Из-за дефицита, пленки программы стирали сразу же после демонстрации на экране. Некоторые из них авторы тайком унесли со студии, чтобы перегнать на собственные кассеты, приобретение которых стоило половины денег, полученных за сценарии. Квартира Волошиной превратилась в видеотеку. Со всех полок глядели кассетные этикетки: "Олег», "Маша", "Юля". Монтаж происходил круглосуточно - если не на экране, то в голове.

"Семейная хроника старых знакомых" – так назывался очередной цикл о тех же героях. Но если в предыдущей серии каждому отводилась одна «новелла», то на этот раз - целый фильм, да еще иногда в двух сериях. Десять героев - двадцать сорокаминутных лент. Телесериал вобрал в себя многие моменты из прошлых съе­мок - счастливое (без кавычек) детство, первоклассники-вундеркинды, пятнадцатилетние конформисты. И вот, наконец, сегод­няшние - двадцатилетние. Кто-то уже работает, кто-то учится в институте или служит в армии, две вчерашние школьницы за­мужем, и одна из них - сама уже мама. Иные кадры воспринимают­ся теперь совершенно иначе, чем прежде.

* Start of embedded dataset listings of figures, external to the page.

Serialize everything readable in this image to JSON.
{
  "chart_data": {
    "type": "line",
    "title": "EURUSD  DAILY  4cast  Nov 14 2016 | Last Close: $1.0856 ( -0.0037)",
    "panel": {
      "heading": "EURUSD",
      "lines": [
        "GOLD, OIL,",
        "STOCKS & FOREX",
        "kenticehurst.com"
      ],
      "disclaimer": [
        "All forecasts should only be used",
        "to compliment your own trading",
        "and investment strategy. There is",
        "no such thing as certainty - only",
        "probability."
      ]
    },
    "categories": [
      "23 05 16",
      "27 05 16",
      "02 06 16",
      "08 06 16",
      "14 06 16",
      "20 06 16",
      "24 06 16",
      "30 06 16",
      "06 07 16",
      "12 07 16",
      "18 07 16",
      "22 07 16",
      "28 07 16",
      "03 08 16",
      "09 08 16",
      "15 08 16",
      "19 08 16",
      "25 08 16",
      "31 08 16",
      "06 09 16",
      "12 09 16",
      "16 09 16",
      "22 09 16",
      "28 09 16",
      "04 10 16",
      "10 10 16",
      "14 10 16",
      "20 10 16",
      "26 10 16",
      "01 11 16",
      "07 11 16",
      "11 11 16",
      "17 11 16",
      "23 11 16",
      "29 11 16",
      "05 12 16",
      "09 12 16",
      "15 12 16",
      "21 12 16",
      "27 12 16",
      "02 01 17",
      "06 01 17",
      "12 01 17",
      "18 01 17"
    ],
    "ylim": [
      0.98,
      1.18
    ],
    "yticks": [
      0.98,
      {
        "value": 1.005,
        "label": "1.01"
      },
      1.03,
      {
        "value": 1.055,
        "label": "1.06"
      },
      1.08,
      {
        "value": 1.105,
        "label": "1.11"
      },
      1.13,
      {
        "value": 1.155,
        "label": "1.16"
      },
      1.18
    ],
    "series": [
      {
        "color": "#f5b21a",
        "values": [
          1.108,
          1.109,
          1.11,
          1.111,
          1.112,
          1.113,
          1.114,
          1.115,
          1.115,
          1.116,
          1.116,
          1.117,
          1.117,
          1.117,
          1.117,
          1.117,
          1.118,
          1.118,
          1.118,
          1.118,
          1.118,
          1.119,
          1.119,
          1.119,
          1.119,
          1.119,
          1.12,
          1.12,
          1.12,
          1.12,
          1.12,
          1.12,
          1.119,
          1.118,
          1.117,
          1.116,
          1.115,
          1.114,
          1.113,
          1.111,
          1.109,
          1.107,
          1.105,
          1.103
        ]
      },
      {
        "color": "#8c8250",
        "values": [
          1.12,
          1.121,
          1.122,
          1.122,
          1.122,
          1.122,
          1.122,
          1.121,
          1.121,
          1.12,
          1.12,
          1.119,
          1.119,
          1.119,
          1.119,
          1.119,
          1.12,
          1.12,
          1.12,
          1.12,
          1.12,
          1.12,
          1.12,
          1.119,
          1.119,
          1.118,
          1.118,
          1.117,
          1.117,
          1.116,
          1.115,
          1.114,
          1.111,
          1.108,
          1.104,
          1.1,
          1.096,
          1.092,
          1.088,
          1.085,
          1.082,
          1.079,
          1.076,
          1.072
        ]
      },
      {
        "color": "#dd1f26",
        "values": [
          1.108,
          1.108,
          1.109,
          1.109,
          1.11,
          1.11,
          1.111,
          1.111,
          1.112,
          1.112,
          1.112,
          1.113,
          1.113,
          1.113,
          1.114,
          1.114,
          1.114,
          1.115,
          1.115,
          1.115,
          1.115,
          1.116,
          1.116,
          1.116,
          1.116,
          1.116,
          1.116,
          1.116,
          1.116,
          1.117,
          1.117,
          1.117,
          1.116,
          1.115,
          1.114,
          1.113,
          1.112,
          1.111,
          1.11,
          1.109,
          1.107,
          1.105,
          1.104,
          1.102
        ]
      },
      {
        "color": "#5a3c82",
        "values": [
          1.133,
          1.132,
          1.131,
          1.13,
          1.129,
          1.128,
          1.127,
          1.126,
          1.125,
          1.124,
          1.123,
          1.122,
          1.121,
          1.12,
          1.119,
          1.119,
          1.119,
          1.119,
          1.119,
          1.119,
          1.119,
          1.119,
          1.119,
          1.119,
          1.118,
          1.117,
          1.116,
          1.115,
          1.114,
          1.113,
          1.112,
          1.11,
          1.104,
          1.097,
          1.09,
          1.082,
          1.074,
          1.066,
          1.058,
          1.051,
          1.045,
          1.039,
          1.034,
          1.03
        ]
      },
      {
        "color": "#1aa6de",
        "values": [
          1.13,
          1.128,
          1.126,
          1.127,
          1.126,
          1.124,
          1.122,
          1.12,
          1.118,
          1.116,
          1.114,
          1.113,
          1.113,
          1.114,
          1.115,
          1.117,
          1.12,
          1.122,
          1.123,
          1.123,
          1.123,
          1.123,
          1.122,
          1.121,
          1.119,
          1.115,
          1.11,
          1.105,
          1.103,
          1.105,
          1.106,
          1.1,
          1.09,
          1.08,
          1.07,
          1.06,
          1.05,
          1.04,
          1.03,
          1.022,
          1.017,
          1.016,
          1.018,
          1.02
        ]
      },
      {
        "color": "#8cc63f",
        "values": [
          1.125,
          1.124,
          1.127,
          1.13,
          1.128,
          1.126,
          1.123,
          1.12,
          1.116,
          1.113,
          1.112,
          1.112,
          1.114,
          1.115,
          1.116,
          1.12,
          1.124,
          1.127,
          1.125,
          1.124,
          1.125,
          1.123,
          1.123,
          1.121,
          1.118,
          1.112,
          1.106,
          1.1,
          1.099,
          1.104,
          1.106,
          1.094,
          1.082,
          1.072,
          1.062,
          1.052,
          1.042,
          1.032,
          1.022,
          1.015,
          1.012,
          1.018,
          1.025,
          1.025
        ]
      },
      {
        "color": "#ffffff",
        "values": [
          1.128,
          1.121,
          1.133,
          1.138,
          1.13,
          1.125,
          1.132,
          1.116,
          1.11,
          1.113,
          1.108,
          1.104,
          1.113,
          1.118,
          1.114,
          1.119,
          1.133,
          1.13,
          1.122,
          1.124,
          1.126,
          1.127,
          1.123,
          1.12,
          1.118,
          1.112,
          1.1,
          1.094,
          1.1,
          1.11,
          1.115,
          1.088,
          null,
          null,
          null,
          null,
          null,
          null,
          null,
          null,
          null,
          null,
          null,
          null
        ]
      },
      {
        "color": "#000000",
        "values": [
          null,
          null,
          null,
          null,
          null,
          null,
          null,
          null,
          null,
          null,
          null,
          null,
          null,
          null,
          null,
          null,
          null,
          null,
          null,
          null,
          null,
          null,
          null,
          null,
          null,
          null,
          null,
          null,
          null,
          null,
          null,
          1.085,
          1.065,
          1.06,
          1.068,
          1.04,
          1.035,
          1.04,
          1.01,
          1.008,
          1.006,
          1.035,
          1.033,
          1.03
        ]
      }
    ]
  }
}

Конечно, Илья знал и раньше о темных моментах в биогра­фии своей бабушки - как ее, купеческую дочку, изгоняли из пионеров, а затем и из комсомола, однако обстоятельство это не то чтобы скрывалось сознательно, но и упоминать о таких эпизодах было как-то не принято. Как и о том, что, скажем, Илья - болгарин, а Олег - потомок немецкого барона.

По мере того как запретные темы утрачивали запретность, все колоритнее проявлялись родители. Если раньше заботливость пап и мам заключалась в стремлении не повредить ни себе, ни детям, то теперь они охотно договаривали на экране все то, что оставалось тогдаза кадром. Обнаружилось, что судьба многих из них драматична и что очень часто они выглядят сегодня живее и ярче своих детей.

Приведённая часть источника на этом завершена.